In May 2009 Elder Lance B. Wickman of the Seventy joined 10 others receiving the Boy Scouts of America’s highest honor for extraordinary service to the nation’s youth, the Silver Buffalo Award.

The Boy Scouts of America (BSA) serves more than four million young people between the ages of 7 and 20 throughout the United States and its territories.

Elder Wickman has been affiliated with Scouting for more than six decades. He earned the Eagle Scout Award and has served in various leadership positions. He previously received the Silver Beaver Award, also for distinguished service to young people.

Much of his effort in Scouting has been spent strengthening the BSA’s relationship with the Church.

“Lance has dedicated his life to serving young people through the Boy Scouts at both the local and national levels,” said Robert Mazzuca, Chief Scout Executive of the Boy Scouts of America. “The Silver Buffalo Award recognizes the immeasurable impact he has made on generations of young people in Utah.”

Sister Answers Call to Action

After listening to the April 2006 general conference, Lenna Jacobson of the Logan 13th Ward, Logan Utah South Stake, felt she needed to do more to serve others. She was 87 years old when she began an effort that has touched perhaps 1,000 lives.

During the conference, Presiding Bishop H. David Burton had spoken of the Latter-day Saints’ commitment to serve their fellow man after disasters.

“This modern-day humanitarian effort is a wonderful manifestation of the charity that burns within the souls of those whose hearts are tender and whose hands are ready to help,” he said. “This selfless service truly demonstrates the pure love of Christ” (“Tender Hearts and Helping Hands,” Liahona and Ensign, May 2009, 6).
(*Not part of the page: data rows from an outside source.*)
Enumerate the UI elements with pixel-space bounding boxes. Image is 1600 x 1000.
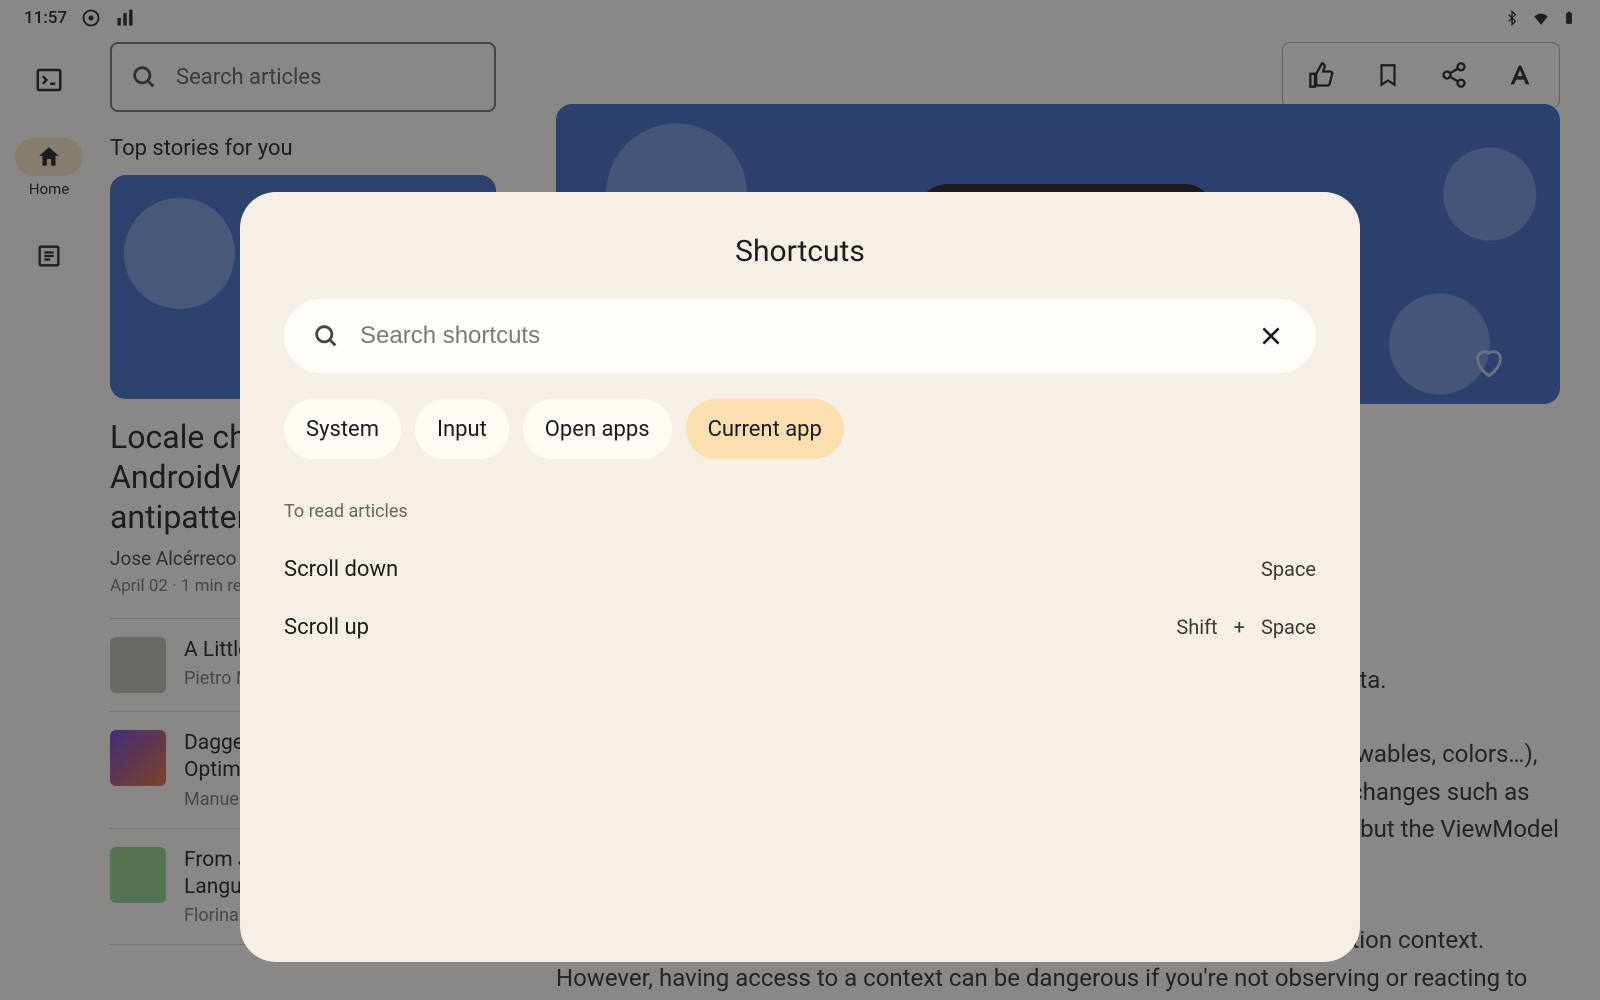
shortcuts-dialog: Shortcuts SystemInputOpen appsCurrent ap… <box>240 192 1360 962</box>
search-icon <box>312 322 340 350</box>
filter-chips: SystemInputOpen appsCurrent app <box>284 399 1316 459</box>
shortcut-row: Scroll down Space <box>284 540 1316 598</box>
clear-search-button[interactable] <box>1254 319 1288 353</box>
filter-chip-current-app[interactable]: Current app <box>686 399 844 459</box>
filter-chip-system[interactable]: System <box>284 399 401 459</box>
shortcut-key: Shift <box>1176 615 1217 639</box>
filter-chip-open-apps[interactable]: Open apps <box>523 399 672 459</box>
filter-chip-input[interactable]: Input <box>415 399 509 459</box>
key-plus: + <box>1234 615 1245 639</box>
shortcut-name: Scroll down <box>284 557 398 582</box>
dialog-title: Shortcuts <box>284 234 1316 269</box>
shortcuts-search-input[interactable] <box>360 322 1234 350</box>
shortcut-key: Space <box>1261 615 1316 639</box>
shortcuts-search-field[interactable] <box>284 299 1316 373</box>
shortcut-key: Space <box>1261 557 1316 581</box>
shortcuts-section-label: To read articles <box>284 501 1316 522</box>
shortcut-name: Scroll up <box>284 615 369 640</box>
shortcut-row: Scroll up Shift + Space <box>284 598 1316 656</box>
close-icon <box>1258 323 1284 349</box>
With the help of Jeanette Hobbs, the Relief Society president of the Logan 13th Ward, Sister Jacobson began a ward quilt-making project. Three years later, more than 1,000 quilts have been tied and donated to Humanitarian Services.

Bishop Burton, bringing words of love and appreciation from President Thomas S. Monson as well as his own heartfelt thanks, helped tie the 1,000th quilt.